Un tercio de los madrileños intenta evitar la vacunación

Un tercio de los madrileños intenta evitar la vacunación

Una encuesta realizada por el Colegio Oficial de Enfermería de Madrid (CODEM) a 800 ciudadanos mayores de 18 años en la Comunidad de Madrid ha revelado que, aunque dos tercios de la población consideran necesaria la vacunación, un 35,1% intenta evitarla salvo en casos de estricta necesidad. Este dato resulta especialmente preocupante en un contexto en el que la prevención sigue siendo una herramienta clave para combatir enfermedades graves. El presidente de la Federación Española de Asociaciones de Pacientes Alérgicos y con Enfermedades Respiratorias (FENAER), Mariano Pastor Sanz, ha señalado que resulta alarmante que un tercio de la población aún rechace vacunarse, y recordó que más del 20% de los pacientes respiratorios encuestados hace dos años aseguraron no haberse vacunado nunca contra la neumonía neumocócica.

El estudio, titulado Rol profesional de la enfermera en la vacunación y nuevas funciones enfermeras, también arroja luz sobre las razones principales detrás de esta reticencia.
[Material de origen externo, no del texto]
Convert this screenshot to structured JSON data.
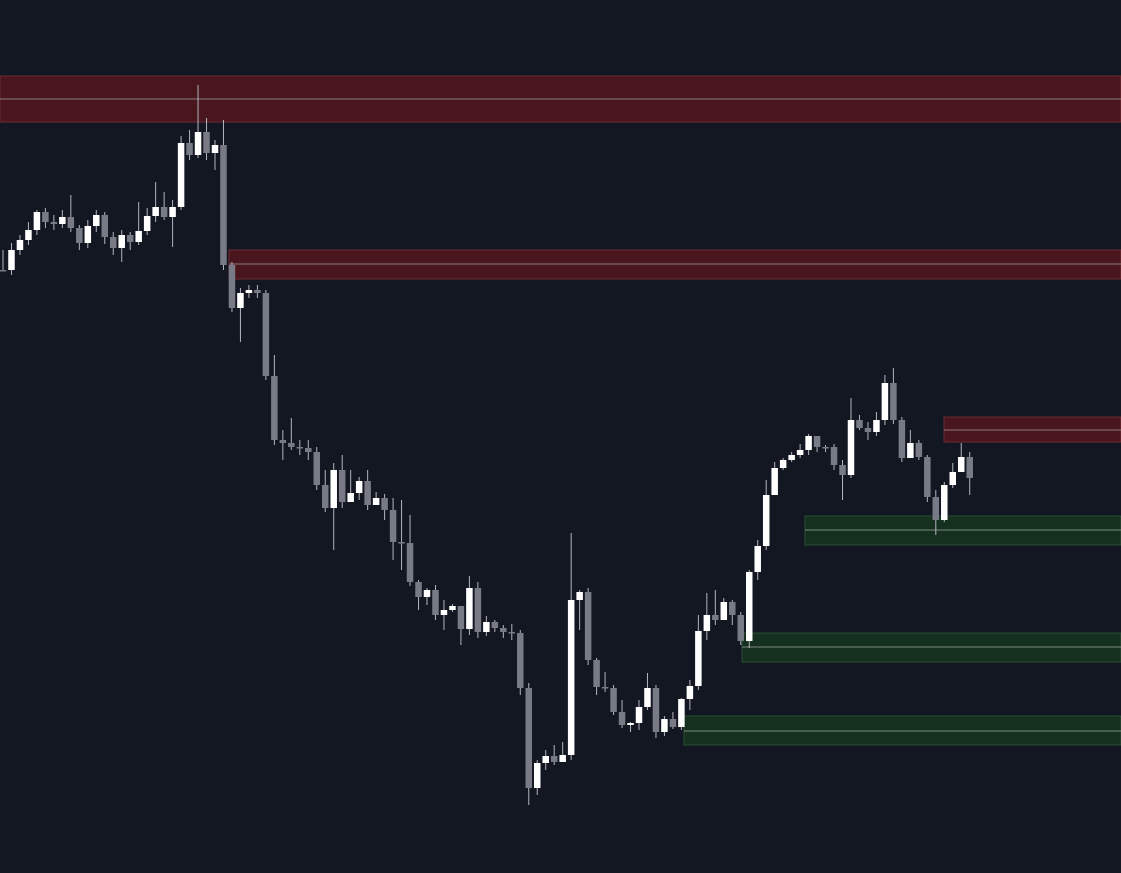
{
  "chart_data": {
    "type": "candlestick",
    "title": "",
    "xlabel": "",
    "ylabel": "",
    "grid": false,
    "legend": "none",
    "ylim": [
      0,
      873
    ],
    "colors": {
      "background": "#131722",
      "bull_body": "#ffffff",
      "bear_body": "#787b86",
      "wick": "#b2b5be",
      "supply_fill": "#4a161e",
      "supply_edge": "#6e2a32",
      "supply_mid": "#8a7a7d",
      "demand_fill": "#15301f",
      "demand_edge": "#2a4d35",
      "demand_mid": "#7c8a80"
    },
    "candles": [
      [
        270,
        270,
        270,
        250
      ],
      [
        270,
        250,
        275,
        243
      ],
      [
        250,
        240,
        255,
        235
      ],
      [
        240,
        230,
        245,
        222
      ],
      [
        230,
        212,
        235,
        210
      ],
      [
        212,
        222,
        228,
        208
      ],
      [
        222,
        224,
        230,
        215
      ],
      [
        224,
        217,
        228,
        210
      ],
      [
        217,
        228,
        232,
        195
      ],
      [
        228,
        243,
        250,
        225
      ],
      [
        243,
        226,
        248,
        220
      ],
      [
        226,
        215,
        232,
        210
      ],
      [
        215,
        237,
        244,
        212
      ],
      [
        237,
        248,
        255,
        232
      ],
      [
        248,
        235,
        262,
        230
      ],
      [
        235,
        242,
        250,
        232
      ],
      [
        242,
        231,
        245,
        202
      ],
      [
        231,
        216,
        235,
        208
      ],
      [
        216,
        207,
        222,
        182
      ],
      [
        207,
        217,
        220,
        192
      ],
      [
        217,
        207,
        247,
        200
      ],
      [
        207,
        143,
        210,
        136
      ],
      [
        143,
        155,
        160,
        130
      ],
      [
        155,
        132,
        158,
        85
      ],
      [
        132,
        153,
        160,
        118
      ],
      [
        153,
        145,
        170,
        140
      ],
      [
        145,
        265,
        270,
        120
      ],
      [
        265,
        308,
        312,
        262
      ],
      [
        308,
        293,
        342,
        288
      ],
      [
        293,
        290,
        298,
        285
      ],
      [
        290,
        293,
        298,
        285
      ],
      [
        293,
        376,
        380,
        290
      ],
      [
        376,
        440,
        445,
        355
      ],
      [
        440,
        443,
        460,
        430
      ],
      [
        443,
        447,
        450,
        418
      ],
      [
        447,
        448,
        455,
        440
      ],
      [
        448,
        452,
        460,
        440
      ],
      [
        452,
        485,
        490,
        447
      ],
      [
        485,
        508,
        512,
        470
      ],
      [
        508,
        470,
        550,
        463
      ],
      [
        470,
        502,
        508,
        455
      ],
      [
        502,
        493,
        500,
        470
      ],
      [
        493,
        481,
        500,
        477
      ],
      [
        481,
        505,
        510,
        470
      ],
      [
        505,
        498,
        505,
        492
      ],
      [
        498,
        510,
        520,
        494
      ],
      [
        510,
        542,
        560,
        498
      ],
      [
        542,
        543,
        570,
        500
      ],
      [
        543,
        582,
        586,
        515
      ],
      [
        582,
        597,
        610,
        580
      ],
      [
        597,
        590,
        605,
        588
      ],
      [
        590,
        615,
        620,
        585
      ],
      [
        615,
        610,
        630,
        600
      ],
      [
        610,
        606,
        612,
        604
      ],
      [
        606,
        629,
        645,
        608
      ],
      [
        629,
        588,
        635,
        576
      ],
      [
        588,
        632,
        638,
        582
      ],
      [
        632,
        622,
        636,
        616
      ],
      [
        622,
        628,
        632,
        620
      ],
      [
        628,
        632,
        638,
        625
      ],
      [
        632,
        633,
        640,
        624
      ],
      [
        633,
        688,
        695,
        630
      ],
      [
        688,
        788,
        805,
        683
      ],
      [
        788,
        763,
        795,
        760
      ],
      [
        763,
        756,
        770,
        750
      ],
      [
        756,
        762,
        765,
        745
      ],
      [
        762,
        755,
        760,
        742
      ],
      [
        755,
        600,
        760,
        533
      ],
      [
        600,
        592,
        630,
        590
      ],
      [
        592,
        660,
        665,
        588
      ],
      [
        660,
        687,
        695,
        658
      ],
      [
        687,
        688,
        692,
        672
      ],
      [
        688,
        712,
        715,
        685
      ],
      [
        712,
        725,
        728,
        700
      ],
      [
        725,
        723,
        732,
        722
      ],
      [
        723,
        707,
        730,
        700
      ],
      [
        707,
        688,
        710,
        673
      ],
      [
        688,
        732,
        738,
        685
      ],
      [
        732,
        719,
        736,
        716
      ],
      [
        719,
        727,
        729,
        712
      ],
      [
        727,
        699,
        730,
        698
      ],
      [
        699,
        686,
        710,
        680
      ],
      [
        686,
        631,
        690,
        615
      ],
      [
        631,
        615,
        640,
        593
      ],
      [
        615,
        620,
        625,
        590
      ],
      [
        620,
        602,
        615,
        598
      ],
      [
        602,
        615,
        625,
        600
      ],
      [
        615,
        641,
        645,
        612
      ],
      [
        641,
        572,
        648,
        570
      ],
      [
        572,
        546,
        580,
        540
      ],
      [
        546,
        495,
        550,
        480
      ],
      [
        495,
        468,
        480,
        462
      ],
      [
        468,
        460,
        470,
        458
      ],
      [
        460,
        455,
        462,
        452
      ],
      [
        455,
        450,
        458,
        444
      ],
      [
        450,
        436,
        455,
        434
      ],
      [
        436,
        447,
        452,
        440
      ],
      [
        447,
        447,
        452,
        445
      ],
      [
        447,
        465,
        470,
        444
      ],
      [
        465,
        475,
        500,
        460
      ],
      [
        475,
        420,
        478,
        398
      ],
      [
        420,
        428,
        430,
        415
      ],
      [
        428,
        432,
        440,
        422
      ],
      [
        432,
        420,
        436,
        412
      ],
      [
        420,
        383,
        425,
        375
      ],
      [
        383,
        420,
        424,
        368
      ],
      [
        420,
        458,
        462,
        417
      ],
      [
        458,
        443,
        448,
        430
      ],
      [
        443,
        457,
        460,
        440
      ],
      [
        457,
        497,
        502,
        455
      ],
      [
        497,
        520,
        535,
        490
      ],
      [
        520,
        485,
        522,
        482
      ],
      [
        485,
        472,
        488,
        463
      ],
      [
        472,
        457,
        462,
        443
      ],
      [
        457,
        478,
        495,
        452
      ]
    ],
    "zones": [
      {
        "kind": "supply",
        "top": 76,
        "bottom": 122,
        "mid": 99
      },
      {
        "kind": "supply",
        "top": 250,
        "bottom": 279,
        "mid": 264
      },
      {
        "kind": "supply",
        "top": 417,
        "bottom": 442,
        "mid": 430
      },
      {
        "kind": "demand",
        "top": 516,
        "bottom": 545,
        "mid": 530
      },
      {
        "kind": "demand",
        "top": 633,
        "bottom": 662,
        "mid": 647
      },
      {
        "kind": "demand",
        "top": 716,
        "bottom": 745,
        "mid": 731
      }
    ]
  }
}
Según el informe, un 42,3% de los ciudadanos no se vacuna porque creen que no lo necesitan, mientras que un 36,2% tiene miedo o dudas sobre los posibles efectos adversos de las vacunas. Además, un 10,8% atribuye su rechazo a la falta de información o prescripción adecuada. Este último dato se refuerza con la percepción generalizada de que la información sobre las vacunas es insuficiente, según el 53,4% de los encuestados. Los jóvenes de hasta 34 años son quienes más coinciden con esta valoración, ya que un 67% de ellos considera que la información disponible es incompleta.

Las personas mayores lideran el cumplimiento del calendario de vacunación

El informe destaca que las personas mayores son las que muestran un mayor compromiso con la vacunación. Un 77% de los mayores de 65 años sigue el calendario de vacunación o se vacuna siempre que se lo indican los profesionales sanitarios. Por el contrario, los jóvenes parecen ser el grupo más desvinculado de esta práctica, algo que, según la enfermera especialista en Enfermería Familiar y Comunitaria Ángeles Beatriz Álvarez, podría estar relacionado con su menor frecuencia en las consultas médicas. La especialista considera esencial implementar estrategias de comunicación más atractivas y accesibles para este grupo, lo que permitiría acercarles la información necesaria y, en última instancia, fomentar su participación en la vacunación como medida preventiva.

Confianza en las enfermeras como figuras clave en la vacunación

El estudio también subraya el papel central de las enfermeras en la administración de vacunas y en la transmisión de información sanitaria. Un 86% de los ciudadanos encuestados identifica a las enfermeras como responsables principales de la vacunación, mientras que un 71,8% las considera el personal sanitario más capacitado para resolver dudas sobre este tema. Según Ángeles Beatriz Álvarez, estos datos reafirman la relevancia de las enfermeras como pilares fundamentales de la salud pública, no solo en la administración de vacunas, sino también en su labor educativa y de concienciación.

Otro de los puntos clave abordados en el informe es el papel de las enfermeras en la prescripción de medicamentos. El 57% de los encuestados se muestra a favor de que las enfermeras puedan prescribir medicamentos en situaciones necesarias, mientras que un 53,3% considera que deberían ampliar sus competencias para poder atender a los pacientes de forma más integral, incluso derivándolos a otros profesionales en caso de ser necesario. La portavoz y tesorera del CODEM, Mar Rocha, ha señalado que permitir que las enfermeras desarrollen estas competencias no solo incrementaría el bienestar y la seguridad de los pacientes, sino que también optimizaría el uso de recursos en el sistema sanitario.

Según Rocha, la capacidad de prescripción autónoma por parte de las enfermeras no solo mejoraría la atención ciudadana, sino que también impulsaría su desarrollo profesional y aportaría mayor eficiencia al sistema de salud. Esta posibilidad, argumentó, supone una mejora tangible en la calidad de los cuidados, ya que las enfermeras están plenamente capacitadas y habilitadas para desempeñar estas funciones de manera autónoma en el ámbito de los cuidados.

Hacia una mejor comunicación y concienciación

Los resultados de esta encuesta dejan patente la necesidad de reforzar las campañas de concienciación sobre vacunación, especialmente dirigidas a los grupos más reticentes como los jóvenes. Asimismo, subrayan la importancia de aprovechar el papel clave de las enfermeras para garantizar una comunicación más efectiva y accesible sobre las vacunas y otras medidas de prevención. La mejora de la información y el fortalecimiento de las competencias del personal sanitario representan pasos fundamentales para abordar los desafíos actuales en materia de salud pública.